La periodista, exconstituyente de 1999 y afiliada número 1500 del Colegio Nacional de Periodistas (CNP), Desirée Santos Amaral, rechazó públicamente los recientes pronunciamientos de la seccional Caracas de dicho gremio, afirmando que la actual directiva no la representa.
El pronunciamiento se produjo tras la difusión de un comunicado del CNP-Caracas que cuestionaba al conductor del programa Con el Mazo Dando, Diosdado Cabello, por sus críticas hacia reporteros durante una rueda de prensa de la presidenta Delcy Rodríguez sobre el doble terremoto del pasado 24 de junio.
Santos Amaral, quien fuera secretaria general del CNP-Caracas, argumentó que el Código de Ética del Periodista Venezolano obliga a defender la verdad y la paz de manera irrenunciable.
Acá su artículo de opinión:
Al CNP: En mi nombre, no
El Código de Ética del Periodista de Venezuela obliga a tener como norma irrenunciable la verdad, a defender la paz y a denunciar cualquier manipulación o interés que distorsione los hechos e impida que se garantice la informacion oportuna y veraz.
No se puede, por tanto, dejar pasar por alto la ocurrencia del CNP-Caracas de emitir un comunicado contra el conductor del programa Con el Mazo Dando, Diosdado Cabello, quien, en su espacio de opinión, denunció la actuación de periodistas que, en una rueda de prensa de la Presidenta Delcy Rodríguez, evidenciaron su posición en contra de la Revolucion Bolivariana y dejaron al descubierto intereses mercenarios, bien alejados de la verdad y muy contrarios a la ética periodística.
Afortunadamente, la firmeza de la Mandataria, la precisión en sus respuestas y la defensa de la verdad aplastaron las pretensiones de quienes vinieron, mas que a conocer lo ocurrido, a sembrar división y estimular brotes de violencia.
A ello nos tienen acostumbrados la canalla mediática, las transnacionales de la información y los francotiradores del teclado, que estimulan, desde medios tradicionales o redes sociales, una campaña contra el pueblo venezolano, contra el Gobierno Bolivariano y contra la paz y la tranquilidad a la cual tenemos derecho quienes aqui vivimos, trabajamos y luchamos. Son miserables.
A esa campaña mercenaria se suma el Colegio Nacional de Periodistas, Seccional Caracas, organización que vi fundar cuando apenas era una estudiante de la UCV, que dio paso a la Asociación Venezolana de Periodistas, de la cual formé parte como miembro cooperador, y que años después tuve el honor de integrar varias juntas directivas de las diferentes instancias gremiales y, en especial, al frente de la Secretaría General de CNP-Caracas.

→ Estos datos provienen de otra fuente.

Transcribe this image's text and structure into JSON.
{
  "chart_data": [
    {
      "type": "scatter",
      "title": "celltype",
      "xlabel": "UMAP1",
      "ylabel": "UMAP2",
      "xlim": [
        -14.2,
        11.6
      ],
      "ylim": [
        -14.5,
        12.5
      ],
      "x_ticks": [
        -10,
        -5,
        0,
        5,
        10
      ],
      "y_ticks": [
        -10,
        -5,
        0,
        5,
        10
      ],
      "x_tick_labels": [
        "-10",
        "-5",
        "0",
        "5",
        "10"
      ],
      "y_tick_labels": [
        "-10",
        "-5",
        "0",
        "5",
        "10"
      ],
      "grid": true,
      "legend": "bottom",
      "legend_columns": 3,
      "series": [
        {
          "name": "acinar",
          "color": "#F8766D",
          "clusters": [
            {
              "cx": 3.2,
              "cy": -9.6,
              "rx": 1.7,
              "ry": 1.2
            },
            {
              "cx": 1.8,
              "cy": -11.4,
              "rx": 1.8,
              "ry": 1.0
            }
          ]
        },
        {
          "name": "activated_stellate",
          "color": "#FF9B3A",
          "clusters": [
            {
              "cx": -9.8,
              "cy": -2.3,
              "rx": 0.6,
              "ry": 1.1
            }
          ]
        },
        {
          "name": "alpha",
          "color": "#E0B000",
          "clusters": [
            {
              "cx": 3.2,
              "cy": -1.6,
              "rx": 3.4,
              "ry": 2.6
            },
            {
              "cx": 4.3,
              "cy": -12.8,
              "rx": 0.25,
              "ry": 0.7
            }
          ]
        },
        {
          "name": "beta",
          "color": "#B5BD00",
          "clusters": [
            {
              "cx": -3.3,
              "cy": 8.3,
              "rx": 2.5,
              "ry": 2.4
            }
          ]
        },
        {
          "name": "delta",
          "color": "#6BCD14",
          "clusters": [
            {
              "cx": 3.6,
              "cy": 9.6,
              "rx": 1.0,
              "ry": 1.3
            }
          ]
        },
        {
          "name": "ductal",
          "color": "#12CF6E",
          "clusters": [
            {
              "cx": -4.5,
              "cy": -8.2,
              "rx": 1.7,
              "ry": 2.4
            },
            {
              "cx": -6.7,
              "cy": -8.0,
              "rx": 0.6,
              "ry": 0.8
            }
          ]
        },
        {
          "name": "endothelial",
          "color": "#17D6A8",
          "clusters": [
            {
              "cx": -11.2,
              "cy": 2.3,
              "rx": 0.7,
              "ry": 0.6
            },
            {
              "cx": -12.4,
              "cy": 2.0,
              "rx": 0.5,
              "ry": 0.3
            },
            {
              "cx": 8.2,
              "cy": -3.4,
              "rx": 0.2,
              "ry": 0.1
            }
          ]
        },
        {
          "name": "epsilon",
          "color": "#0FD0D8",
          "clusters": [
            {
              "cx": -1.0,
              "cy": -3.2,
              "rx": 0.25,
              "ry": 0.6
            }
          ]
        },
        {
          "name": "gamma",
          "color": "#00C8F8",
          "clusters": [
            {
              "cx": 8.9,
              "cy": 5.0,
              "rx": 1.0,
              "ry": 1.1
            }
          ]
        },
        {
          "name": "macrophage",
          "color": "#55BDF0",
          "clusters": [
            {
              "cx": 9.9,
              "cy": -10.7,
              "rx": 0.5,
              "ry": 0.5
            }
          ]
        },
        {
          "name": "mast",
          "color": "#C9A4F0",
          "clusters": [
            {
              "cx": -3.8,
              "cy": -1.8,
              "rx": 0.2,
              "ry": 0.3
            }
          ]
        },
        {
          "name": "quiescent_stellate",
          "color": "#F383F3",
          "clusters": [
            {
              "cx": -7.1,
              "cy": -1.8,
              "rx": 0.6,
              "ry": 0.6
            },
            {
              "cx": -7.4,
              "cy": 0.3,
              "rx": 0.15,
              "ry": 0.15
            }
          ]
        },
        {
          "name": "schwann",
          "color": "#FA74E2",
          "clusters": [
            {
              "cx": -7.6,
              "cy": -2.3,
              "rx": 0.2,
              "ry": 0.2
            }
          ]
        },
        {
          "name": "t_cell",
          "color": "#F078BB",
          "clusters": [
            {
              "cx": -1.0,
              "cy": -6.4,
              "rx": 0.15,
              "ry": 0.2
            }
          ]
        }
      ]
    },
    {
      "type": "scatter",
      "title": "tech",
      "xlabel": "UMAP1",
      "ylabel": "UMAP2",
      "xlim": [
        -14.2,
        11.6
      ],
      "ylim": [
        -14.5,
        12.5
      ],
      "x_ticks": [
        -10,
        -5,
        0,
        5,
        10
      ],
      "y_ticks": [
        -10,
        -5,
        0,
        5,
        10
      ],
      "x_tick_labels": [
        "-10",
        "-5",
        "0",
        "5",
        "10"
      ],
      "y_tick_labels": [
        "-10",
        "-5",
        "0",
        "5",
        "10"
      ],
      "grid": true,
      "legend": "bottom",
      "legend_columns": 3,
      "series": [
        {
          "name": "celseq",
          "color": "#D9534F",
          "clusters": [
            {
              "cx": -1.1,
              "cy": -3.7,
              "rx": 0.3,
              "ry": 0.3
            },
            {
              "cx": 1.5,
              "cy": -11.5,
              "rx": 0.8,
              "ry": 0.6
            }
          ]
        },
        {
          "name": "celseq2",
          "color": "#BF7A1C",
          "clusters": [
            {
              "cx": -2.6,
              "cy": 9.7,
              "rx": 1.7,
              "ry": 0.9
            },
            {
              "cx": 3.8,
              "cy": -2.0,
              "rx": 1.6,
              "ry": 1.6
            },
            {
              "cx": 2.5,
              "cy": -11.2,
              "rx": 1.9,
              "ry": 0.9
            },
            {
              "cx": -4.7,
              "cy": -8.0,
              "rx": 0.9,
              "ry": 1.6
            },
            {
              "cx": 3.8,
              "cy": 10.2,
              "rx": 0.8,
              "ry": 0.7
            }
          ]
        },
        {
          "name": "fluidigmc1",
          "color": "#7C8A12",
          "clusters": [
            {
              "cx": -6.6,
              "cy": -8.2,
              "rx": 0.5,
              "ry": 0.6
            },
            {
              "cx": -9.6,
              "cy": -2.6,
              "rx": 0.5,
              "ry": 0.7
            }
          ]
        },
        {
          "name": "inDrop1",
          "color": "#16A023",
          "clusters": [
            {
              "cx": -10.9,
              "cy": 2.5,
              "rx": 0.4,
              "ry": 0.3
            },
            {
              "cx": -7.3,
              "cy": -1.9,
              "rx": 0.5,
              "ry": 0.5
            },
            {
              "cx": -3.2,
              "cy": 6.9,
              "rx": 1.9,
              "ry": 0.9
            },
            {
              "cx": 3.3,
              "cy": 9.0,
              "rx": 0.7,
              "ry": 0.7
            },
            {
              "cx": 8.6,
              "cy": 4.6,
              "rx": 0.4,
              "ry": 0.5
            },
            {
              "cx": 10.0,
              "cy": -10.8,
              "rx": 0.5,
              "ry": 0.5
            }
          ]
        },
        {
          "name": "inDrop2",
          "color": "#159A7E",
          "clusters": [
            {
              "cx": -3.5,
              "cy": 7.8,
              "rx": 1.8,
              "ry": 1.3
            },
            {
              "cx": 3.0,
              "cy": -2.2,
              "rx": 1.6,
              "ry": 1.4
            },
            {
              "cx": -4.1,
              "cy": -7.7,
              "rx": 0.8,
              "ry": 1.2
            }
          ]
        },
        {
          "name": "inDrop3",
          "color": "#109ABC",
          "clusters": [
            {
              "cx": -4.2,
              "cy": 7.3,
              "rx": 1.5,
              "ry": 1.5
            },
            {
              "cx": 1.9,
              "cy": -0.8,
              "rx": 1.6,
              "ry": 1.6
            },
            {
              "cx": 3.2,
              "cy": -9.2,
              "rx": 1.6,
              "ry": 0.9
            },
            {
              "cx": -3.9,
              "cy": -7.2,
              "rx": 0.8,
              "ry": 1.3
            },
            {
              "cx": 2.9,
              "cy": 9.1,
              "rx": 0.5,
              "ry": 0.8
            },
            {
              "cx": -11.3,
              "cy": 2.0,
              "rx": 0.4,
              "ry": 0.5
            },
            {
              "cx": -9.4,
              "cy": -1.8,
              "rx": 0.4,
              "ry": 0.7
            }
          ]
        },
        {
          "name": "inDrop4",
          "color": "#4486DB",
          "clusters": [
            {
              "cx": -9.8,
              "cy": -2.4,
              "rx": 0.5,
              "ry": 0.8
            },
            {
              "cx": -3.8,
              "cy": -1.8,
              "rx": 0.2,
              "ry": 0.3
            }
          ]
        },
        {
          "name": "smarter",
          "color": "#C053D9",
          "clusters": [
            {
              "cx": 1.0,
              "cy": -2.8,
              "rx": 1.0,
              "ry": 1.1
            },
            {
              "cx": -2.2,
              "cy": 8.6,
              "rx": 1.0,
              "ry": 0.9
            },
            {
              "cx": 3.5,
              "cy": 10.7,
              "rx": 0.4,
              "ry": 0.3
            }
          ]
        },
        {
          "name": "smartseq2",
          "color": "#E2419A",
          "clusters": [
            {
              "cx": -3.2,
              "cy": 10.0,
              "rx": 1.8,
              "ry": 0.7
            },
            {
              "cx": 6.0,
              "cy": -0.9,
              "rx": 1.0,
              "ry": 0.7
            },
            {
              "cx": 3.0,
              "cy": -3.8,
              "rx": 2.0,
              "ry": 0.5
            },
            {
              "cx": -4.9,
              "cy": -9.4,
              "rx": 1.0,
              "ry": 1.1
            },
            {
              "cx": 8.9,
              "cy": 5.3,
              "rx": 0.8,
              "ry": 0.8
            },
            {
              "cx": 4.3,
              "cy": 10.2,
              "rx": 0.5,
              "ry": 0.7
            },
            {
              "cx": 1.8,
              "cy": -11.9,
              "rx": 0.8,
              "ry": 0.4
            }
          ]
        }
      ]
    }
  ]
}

Pero nadie, absolutamente nadie, puede decir que por encima de mi actuación gremial puse la posición política. Jamás.
Siempre actuamos contra las campañas difamatorias, defendimos la verdad, nos opusimos a las manipulaciones, las desviaciones y defendimos la paz y el respeto al derecho de nuestro pueblo a recibir información veraz y oportuna, vieja aspiración gremial que quedó plasmada en los artículos 57 y 58 de la Constitución Bolivariana de Venezuela y que me tocó el privilegio de presentar y defender como Constituyente 1999.
Por eso, hoy quiero sumarme a las voces que rechazan las campañas contra mi país, contra el Gobierno Nacional, contra la presidenta Delcy Rodríguez; campañas que buscan socavar la paz. He sido testigo, desde apenas instantes de haberse producido el doble terremoto del 24 de junio, de la labor desplegada, de la atención y del esfuerzo de las autoridades nacionales, regionales y locales para brindar auxilio y protección a las víctimas.
Por eso, repudio la manipulación, la tergiversacion y las mentiras que ha pretendido imponer, gracias a Dios sin lograrlo, el periodismo cloaca, mercenario.
Soy la afiliada 1500 del Colegio Nacional de Periodistas, estoy inscrita en la Seccional Caracas, pero esa directiva que hoy se pone al lado de la mentira no me representa, por lo que aclaro que, en mi nombre, no habla.